The United States has vetoed a UN resolution demanding an immediate ceasefire in the war in Gaza on Wednesday because it is not linked to an immediate release of hostages taken captive by Hamas in Israel in October 2023.
The UN Security Council voted 14-1 in favour of the resolution sponsored by the 10 elected members on the 15-member council, but it was not adopted because of the US veto.
The resolution that was put to a vote “demands an immediate, unconditional and permanent ceasefire to be respected by all parties, and further reiterates its demand for the immediate and unconditional release of all hostages”.
The resolution had been sponsored by the 10 elected members on the 15-member council. Unlike the five permanent members – the US, Russia, China, the UK and France – the elected members have no veto power.
The Security Council in June adopted its first resolution on a ceasefire plan aimed at ending the war between Israel and Hamas.
The US-sponsored resolution welcomed a ceasefire proposal announced by US President Joe Biden that the US said Israel had accepted. It called on the militant Palestinian group Hamas to accept the three-phase plan – but the war continues.
Elsewhere, Israeli officials on Wednesday demanded the freedom to strike Lebanon’s Hezbollah as part of any ceasefire deal there, raising a potential complication as a top US envoy was in the region attempting to clinch an agreement.
The development came as an airstrike hit the historic Syrian town of Palmyra, killing 36 people, according to Syrian state-run media, which blamed the attack on Israel. The Israeli military declined to comment.
Israeli defence minister Israel Katz and foreign minister Gideon Saar each said Israel sought to reserve the right to respond to any violations by Hezbollah under an emerging proposal, which would push the militant group’s fighters and Israeli ground forces out of a UN buffer zone in southern Lebanon.
There have been signs of progress on the ceasefire deal, with Hezbollah’s allies in the Lebanese government saying the militant group had responded positively to the proposal.
“In any agreement we will reach, we will have to maintain our freedom to act if there will be violations,” Mr Saar told dozens of foreign ambassadors in Jerusalem.

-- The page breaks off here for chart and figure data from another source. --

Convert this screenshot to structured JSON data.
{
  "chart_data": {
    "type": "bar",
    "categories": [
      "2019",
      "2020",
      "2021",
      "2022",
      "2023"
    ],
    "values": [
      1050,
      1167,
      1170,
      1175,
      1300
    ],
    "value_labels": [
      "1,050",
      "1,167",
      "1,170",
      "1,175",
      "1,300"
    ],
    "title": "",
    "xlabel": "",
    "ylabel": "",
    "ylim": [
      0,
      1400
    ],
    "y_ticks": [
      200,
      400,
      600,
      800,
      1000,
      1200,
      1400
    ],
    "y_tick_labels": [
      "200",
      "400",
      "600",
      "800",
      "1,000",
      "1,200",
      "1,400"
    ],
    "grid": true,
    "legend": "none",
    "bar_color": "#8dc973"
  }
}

“We will have to be able to act in time, before the problem will grow.”
Mr Katz, in a meeting with intelligence corps officers, said “the condition for any political settlement in Lebanon” was the right for the Israeli military “to act and protect the citizens of Israel from Hezbollah”.

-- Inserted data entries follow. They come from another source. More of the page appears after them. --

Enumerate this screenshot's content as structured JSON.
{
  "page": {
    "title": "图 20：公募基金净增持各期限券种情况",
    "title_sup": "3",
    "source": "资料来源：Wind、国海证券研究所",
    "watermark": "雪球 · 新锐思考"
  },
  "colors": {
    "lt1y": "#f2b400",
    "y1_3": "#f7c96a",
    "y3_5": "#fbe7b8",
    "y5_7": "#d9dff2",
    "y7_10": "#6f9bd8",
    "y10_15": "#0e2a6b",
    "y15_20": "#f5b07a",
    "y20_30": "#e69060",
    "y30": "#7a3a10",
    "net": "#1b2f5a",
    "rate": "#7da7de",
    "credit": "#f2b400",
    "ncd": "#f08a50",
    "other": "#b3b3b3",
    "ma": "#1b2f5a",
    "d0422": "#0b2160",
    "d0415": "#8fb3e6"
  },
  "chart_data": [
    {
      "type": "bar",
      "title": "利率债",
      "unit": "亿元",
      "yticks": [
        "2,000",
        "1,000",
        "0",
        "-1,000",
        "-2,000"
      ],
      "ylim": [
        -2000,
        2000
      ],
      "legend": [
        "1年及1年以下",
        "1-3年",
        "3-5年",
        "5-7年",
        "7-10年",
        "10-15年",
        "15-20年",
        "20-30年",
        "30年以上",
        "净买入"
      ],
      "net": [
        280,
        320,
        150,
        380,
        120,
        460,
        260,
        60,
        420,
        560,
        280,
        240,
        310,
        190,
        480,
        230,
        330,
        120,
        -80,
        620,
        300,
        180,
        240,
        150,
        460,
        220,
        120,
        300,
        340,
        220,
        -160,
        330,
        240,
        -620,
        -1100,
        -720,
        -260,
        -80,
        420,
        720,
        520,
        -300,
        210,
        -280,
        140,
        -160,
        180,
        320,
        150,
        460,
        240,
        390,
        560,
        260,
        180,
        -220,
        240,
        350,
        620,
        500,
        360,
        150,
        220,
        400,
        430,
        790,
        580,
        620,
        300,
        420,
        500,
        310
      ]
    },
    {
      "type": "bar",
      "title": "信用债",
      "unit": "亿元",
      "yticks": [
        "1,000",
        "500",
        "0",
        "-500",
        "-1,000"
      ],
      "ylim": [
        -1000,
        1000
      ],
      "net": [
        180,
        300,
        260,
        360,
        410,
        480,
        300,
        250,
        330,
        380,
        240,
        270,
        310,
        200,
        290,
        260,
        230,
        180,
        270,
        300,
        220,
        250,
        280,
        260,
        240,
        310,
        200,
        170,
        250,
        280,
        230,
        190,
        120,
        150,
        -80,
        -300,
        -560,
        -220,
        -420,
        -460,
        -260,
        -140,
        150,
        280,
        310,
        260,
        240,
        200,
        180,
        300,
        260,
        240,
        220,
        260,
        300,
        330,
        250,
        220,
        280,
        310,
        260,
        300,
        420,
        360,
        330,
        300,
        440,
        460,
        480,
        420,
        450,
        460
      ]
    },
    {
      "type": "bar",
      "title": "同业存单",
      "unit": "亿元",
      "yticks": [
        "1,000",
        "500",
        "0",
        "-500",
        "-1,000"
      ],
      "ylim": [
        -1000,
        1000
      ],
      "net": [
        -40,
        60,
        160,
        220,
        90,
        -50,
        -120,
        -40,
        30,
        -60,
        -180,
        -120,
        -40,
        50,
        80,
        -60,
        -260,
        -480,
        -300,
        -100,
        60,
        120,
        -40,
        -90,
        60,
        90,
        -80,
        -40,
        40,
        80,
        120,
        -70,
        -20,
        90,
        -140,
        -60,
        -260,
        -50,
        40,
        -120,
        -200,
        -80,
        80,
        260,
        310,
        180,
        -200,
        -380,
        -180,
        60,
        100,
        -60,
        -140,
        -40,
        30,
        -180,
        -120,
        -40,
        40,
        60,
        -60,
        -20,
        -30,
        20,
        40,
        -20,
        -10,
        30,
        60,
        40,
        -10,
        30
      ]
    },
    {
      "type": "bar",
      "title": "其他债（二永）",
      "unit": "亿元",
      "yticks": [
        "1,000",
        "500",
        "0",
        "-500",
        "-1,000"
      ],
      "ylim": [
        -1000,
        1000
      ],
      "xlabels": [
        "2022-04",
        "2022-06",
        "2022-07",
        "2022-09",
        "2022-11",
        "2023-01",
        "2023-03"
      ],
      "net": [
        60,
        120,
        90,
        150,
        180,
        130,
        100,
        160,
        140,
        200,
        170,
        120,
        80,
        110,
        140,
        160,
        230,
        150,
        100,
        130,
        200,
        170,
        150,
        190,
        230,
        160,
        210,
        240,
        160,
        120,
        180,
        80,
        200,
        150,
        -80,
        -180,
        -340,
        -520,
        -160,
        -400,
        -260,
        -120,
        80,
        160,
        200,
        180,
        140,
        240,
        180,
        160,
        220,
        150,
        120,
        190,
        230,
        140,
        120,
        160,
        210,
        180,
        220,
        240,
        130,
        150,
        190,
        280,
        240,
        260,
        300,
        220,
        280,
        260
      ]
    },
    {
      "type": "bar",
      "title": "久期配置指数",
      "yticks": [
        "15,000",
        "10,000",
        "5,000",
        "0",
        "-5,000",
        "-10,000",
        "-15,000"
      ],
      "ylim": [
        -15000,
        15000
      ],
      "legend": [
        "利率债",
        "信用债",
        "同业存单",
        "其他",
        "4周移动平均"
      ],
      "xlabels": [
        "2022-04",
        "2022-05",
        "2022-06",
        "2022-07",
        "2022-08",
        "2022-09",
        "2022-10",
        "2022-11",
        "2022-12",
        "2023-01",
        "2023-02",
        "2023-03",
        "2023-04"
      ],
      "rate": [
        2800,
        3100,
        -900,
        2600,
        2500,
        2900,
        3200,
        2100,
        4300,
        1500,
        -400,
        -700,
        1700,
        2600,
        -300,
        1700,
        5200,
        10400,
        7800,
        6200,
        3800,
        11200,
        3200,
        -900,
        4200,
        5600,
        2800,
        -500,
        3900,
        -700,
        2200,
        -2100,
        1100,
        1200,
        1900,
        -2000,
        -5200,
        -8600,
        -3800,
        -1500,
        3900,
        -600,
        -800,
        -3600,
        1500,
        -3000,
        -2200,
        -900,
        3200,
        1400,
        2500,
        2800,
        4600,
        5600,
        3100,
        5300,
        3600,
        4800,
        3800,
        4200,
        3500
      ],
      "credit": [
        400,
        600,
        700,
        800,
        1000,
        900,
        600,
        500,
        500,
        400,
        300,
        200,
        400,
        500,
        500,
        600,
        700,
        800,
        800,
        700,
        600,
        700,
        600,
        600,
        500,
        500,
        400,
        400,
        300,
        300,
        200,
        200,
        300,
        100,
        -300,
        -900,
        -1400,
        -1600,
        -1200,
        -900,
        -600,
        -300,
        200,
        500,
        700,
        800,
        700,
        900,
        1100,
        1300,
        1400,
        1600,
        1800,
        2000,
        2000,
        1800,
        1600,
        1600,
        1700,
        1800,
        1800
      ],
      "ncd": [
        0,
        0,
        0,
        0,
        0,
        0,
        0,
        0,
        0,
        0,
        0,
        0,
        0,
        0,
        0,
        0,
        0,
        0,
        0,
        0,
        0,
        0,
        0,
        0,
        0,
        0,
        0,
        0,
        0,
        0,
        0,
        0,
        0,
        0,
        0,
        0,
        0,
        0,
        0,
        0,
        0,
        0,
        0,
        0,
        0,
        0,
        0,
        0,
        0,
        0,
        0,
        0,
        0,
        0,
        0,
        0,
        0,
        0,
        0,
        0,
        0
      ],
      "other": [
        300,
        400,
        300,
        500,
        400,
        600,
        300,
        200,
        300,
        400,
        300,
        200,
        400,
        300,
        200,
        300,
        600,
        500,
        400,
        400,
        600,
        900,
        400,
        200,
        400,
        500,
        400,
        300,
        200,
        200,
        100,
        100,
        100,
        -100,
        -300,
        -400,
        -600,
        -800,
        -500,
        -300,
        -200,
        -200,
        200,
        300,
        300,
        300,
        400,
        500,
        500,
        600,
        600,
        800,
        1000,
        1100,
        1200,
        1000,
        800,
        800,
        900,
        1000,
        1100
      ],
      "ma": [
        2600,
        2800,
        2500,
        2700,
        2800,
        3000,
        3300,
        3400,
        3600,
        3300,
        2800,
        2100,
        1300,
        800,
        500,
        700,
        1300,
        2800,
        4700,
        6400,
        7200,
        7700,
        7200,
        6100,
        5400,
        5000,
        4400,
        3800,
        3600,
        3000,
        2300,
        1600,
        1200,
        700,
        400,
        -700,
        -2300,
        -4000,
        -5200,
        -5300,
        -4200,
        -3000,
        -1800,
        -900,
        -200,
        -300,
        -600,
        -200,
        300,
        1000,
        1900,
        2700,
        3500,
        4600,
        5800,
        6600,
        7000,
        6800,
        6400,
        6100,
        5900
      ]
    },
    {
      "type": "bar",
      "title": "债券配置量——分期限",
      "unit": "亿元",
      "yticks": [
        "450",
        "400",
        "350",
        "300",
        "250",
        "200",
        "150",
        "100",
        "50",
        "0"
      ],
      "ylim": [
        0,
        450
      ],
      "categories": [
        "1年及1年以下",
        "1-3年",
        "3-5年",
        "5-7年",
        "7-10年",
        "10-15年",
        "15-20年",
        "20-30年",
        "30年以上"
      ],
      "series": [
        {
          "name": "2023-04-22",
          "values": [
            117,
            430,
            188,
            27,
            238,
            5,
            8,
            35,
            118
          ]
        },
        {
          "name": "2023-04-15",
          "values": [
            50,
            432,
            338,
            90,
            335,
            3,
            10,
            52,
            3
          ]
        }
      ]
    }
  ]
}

Amos Hochstein, the Biden administration’s lead on Israel and Lebanon, has been working in recent days to push the sides toward agreement. He has been meeting this week with officials in Lebanon and said on Wednesday he would travel to Israel in an attempt to “try to bring this to a close if we can”.
On Tuesday, Mr Hochstein said an agreement to end the Israel-Hezbollah war is “within our grasp”.